Pada dasarnya tanaman membutuhkan dua unsur, yaitu unsur makro yang disebut NPK. Selain itu ada mikro, yaitu unsur tertentu yang harus dimiliki tanaman dalam jumlah sedikit dan harus ada, seperti Natrium, Boron dan unsur-unsur lainnya. Kedua unsur ini kemudian diracik dalam satu ramuan yang kemudian disebut AB Mix. A untuk makro dan B untuk mikronya, yang dilarutkan ke dalam air untuk sumber makanan bagi tanaman.

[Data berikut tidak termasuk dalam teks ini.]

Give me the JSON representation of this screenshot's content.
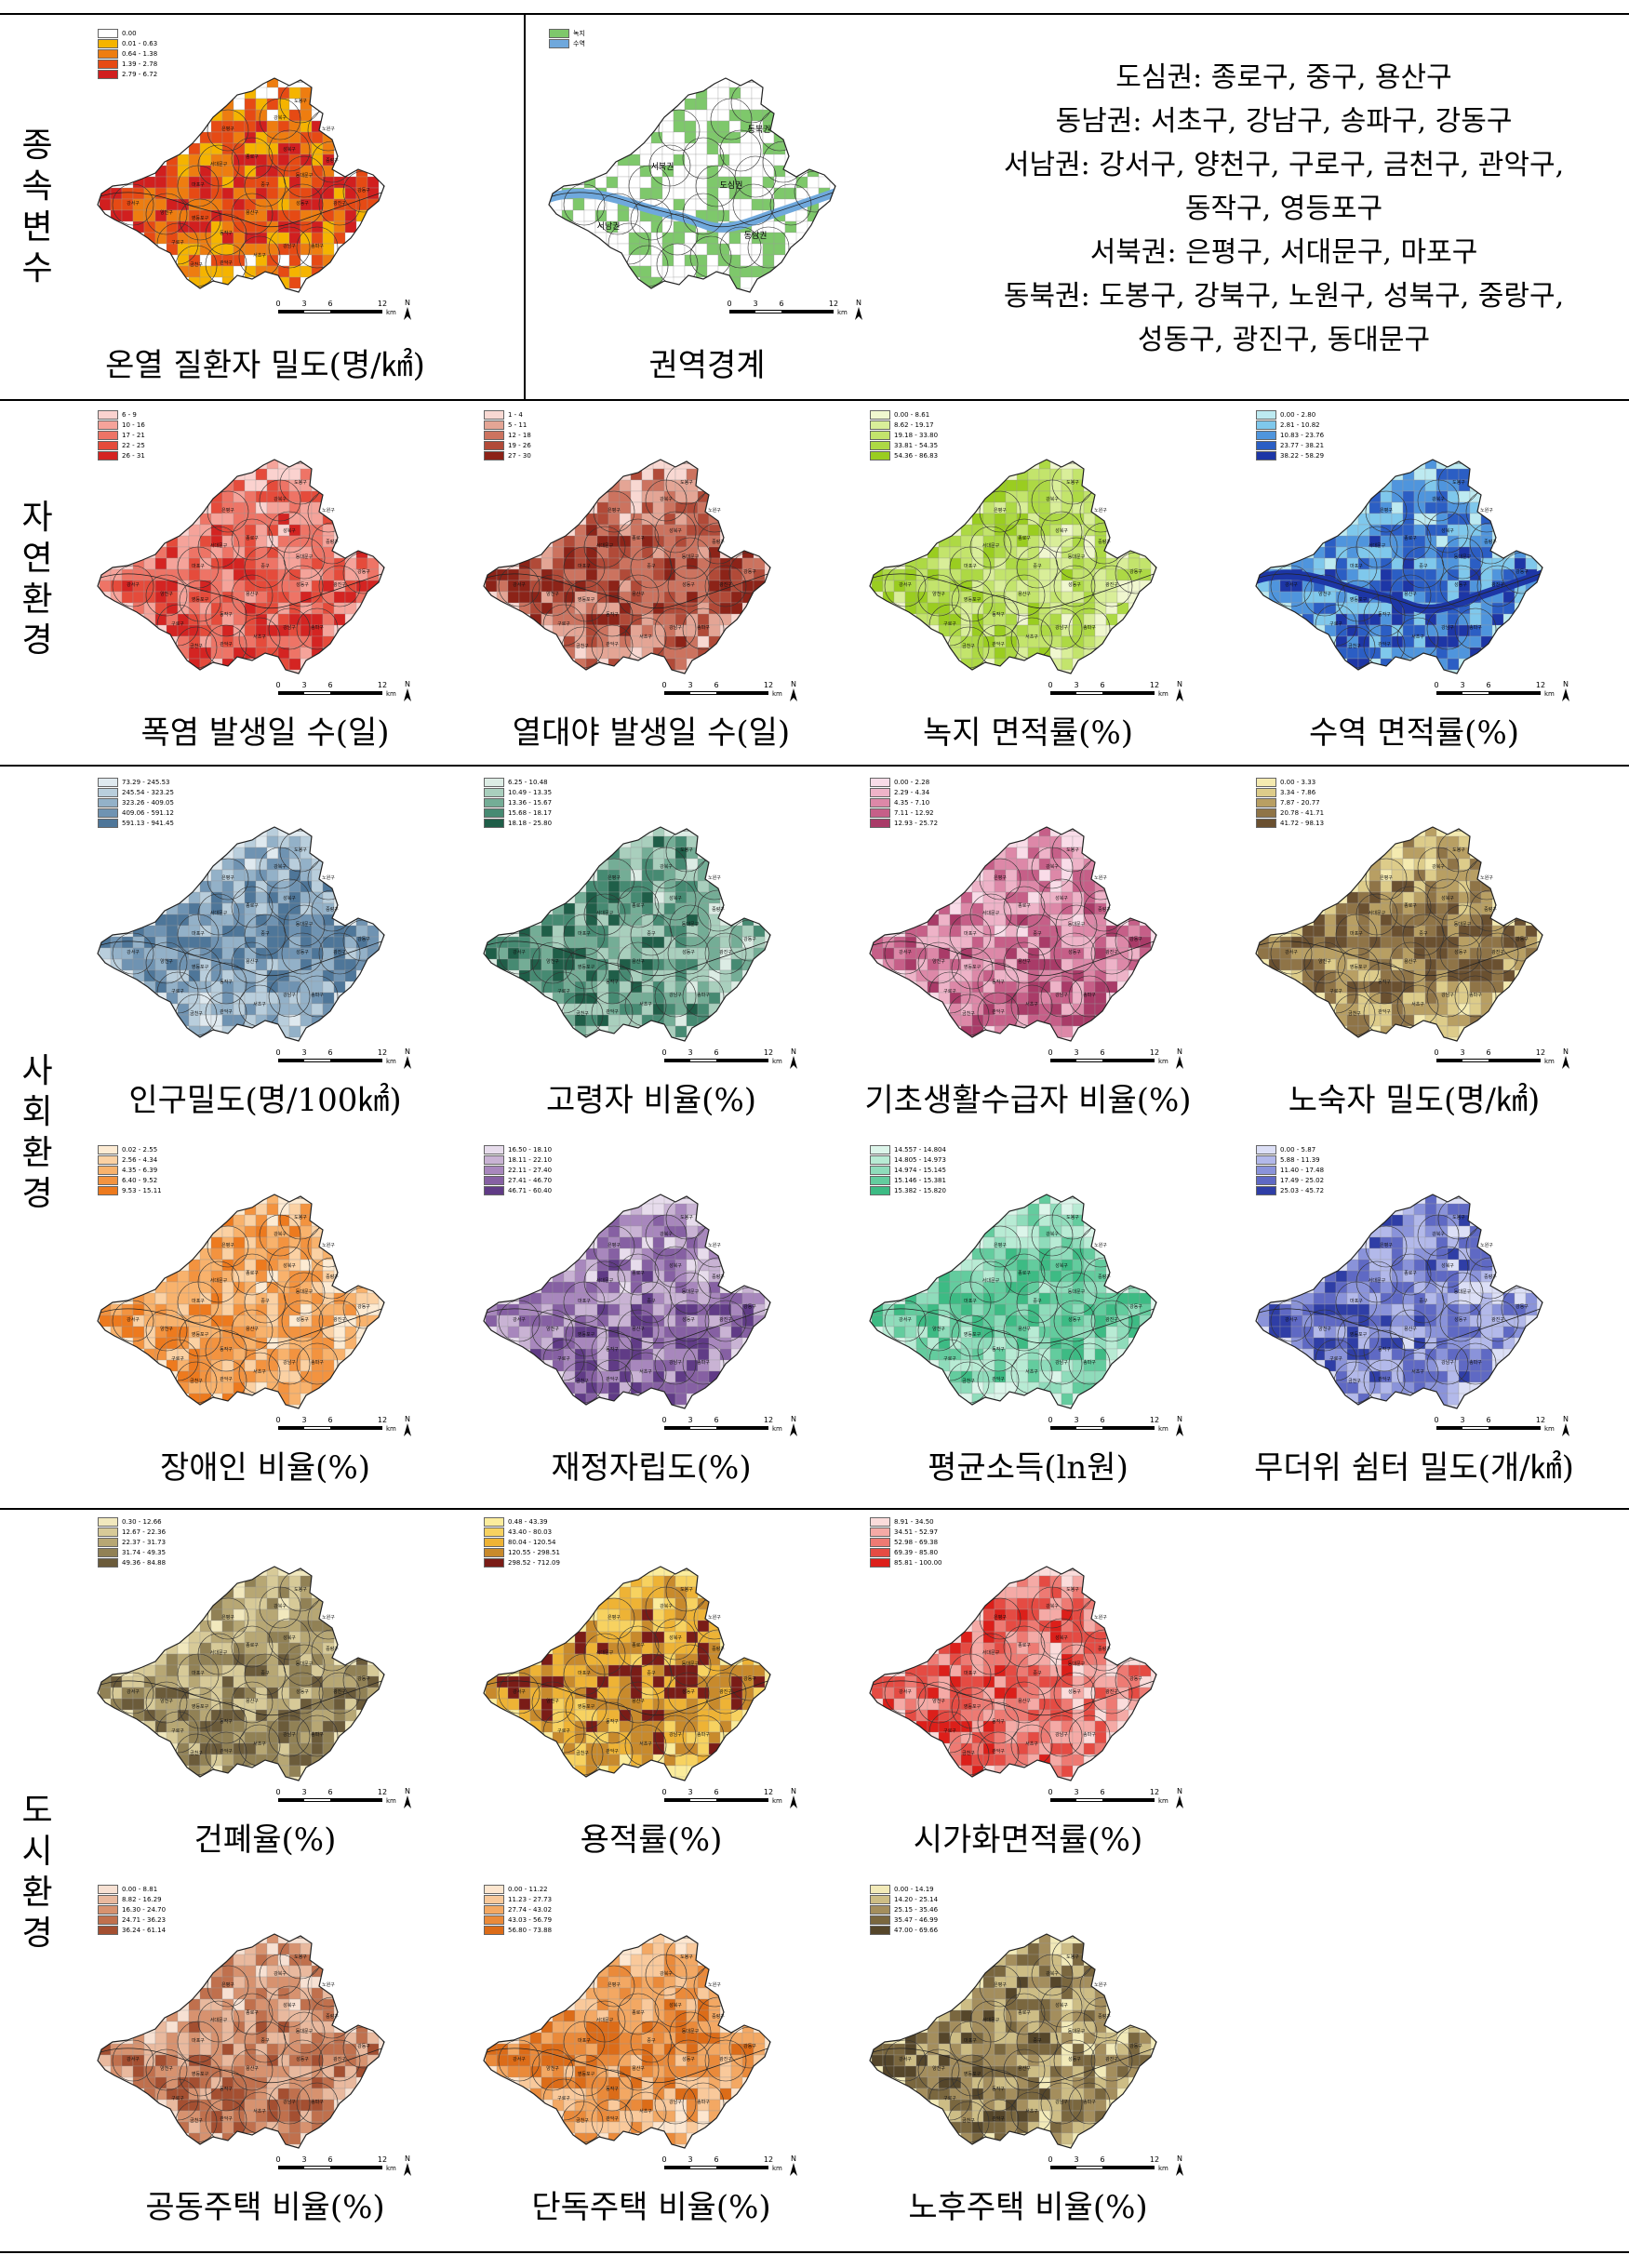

Model pertanian hidroponik ini memiliki sejumlah variasi. Model paling sederhana adalah model menggenang, dengan hanya menggunakan botol-botol bekas dan styrofoam, yang disebut metode wig atau sumbu. Ada juga metode rakit apung, dimana styrofoam dilubangi dan diapungkan di dalam kolam.

Metode yang lebih kompleks adalah metode Deep Flow Tehnique (DFT) dengan meletakkan akar tanaman pada lapisan air kedalaman berkisar antara 4-6 cm. Metode lain adalah Nutrient Film Technique (NFT), dimana medium berupa kemiringan sekitar 5 derajat dengan aliran air yang tipis. Ada juga metode Dutch Bucket, yang khusus untuk tanaman buah, seperti lombok, tomat dan terong.

Pada hidroponik, semua jenis sayuran bisa dibudidayakan, baik itu sayuran daun seperti sawi, pakcoi, seledri, kangkung, bayam ataupun sayuran buah seperti tomat dan labu, melon, kol dan kembang kol. Tanaman-tanaman lain yang cocok adalah tanaman hias dan tanaman-tanaman herbal seperti ginseng, mint dan binahong.

Terkait biaya, besarnya tergantung pada sistem hidroponik yang dipilih. Jika menggunakan metode sederhana berupa wig atau sumbu tak membutuhkan banyak biaya karena hanya menggunakan barang-barang bekas, seperti botol-botol plastik dan styrofoam.

Dengan metode yang sudah menggunakan teknologi, seperti DFT atau NFT, biayanya cukup besar sebagai investasi awal. Untuk membangun instalasi DFT membutuhkan biaya sekitar Rp3 juta, dengan syarat dikerjakan sendiri atau tanpa menggaji orang lain untuk mengerjakannya. Rincianmya menggunakan 6 batang pipa yang harga totalnya Rp600 ribu. Lalu ada atap dan rangka sekitar Rp2 juta-an. Kemudian pompa aquarium 30 watt yang harganya sekitar Rp150 ribu. Sisanya untuk pembelian netpot dan medium penyemaian.”


Berawal dari Teman
Ketertarikan pada pertanian organik ini berawal dari teman yang sudah terlebih dahulu menekuni dunia hidroponik terkait urban farming dua tahun silam. “Saya lihat kebun hidroponiknya sambil bertanya caranya lalu saya paktekkan di halaman rumah.”

Meski tak memiliki basis pendidikan pertanian, saya tak begitu kesulitan mempelajari pertanian hidroponik ini. Apalagi saya memang berasal dari keluarga yang suka bercocok-tanam, sejak kecil sudah akrab dengan berbagai macam jenis tanaman yang memenuhi halaman rumah.

Awal-awal mulai hidroponik saya sempat gagal namun dari kegagalan itu justru mendapatkan pengetahuan yang lebih banyak. "Pada penyemaian pertama kali saya gagal karena tidak dijemur dan disimpan di dalam ruangan. Tanaman menjadi memanjang kutilang atau istilah pertaniannya etiolasi.”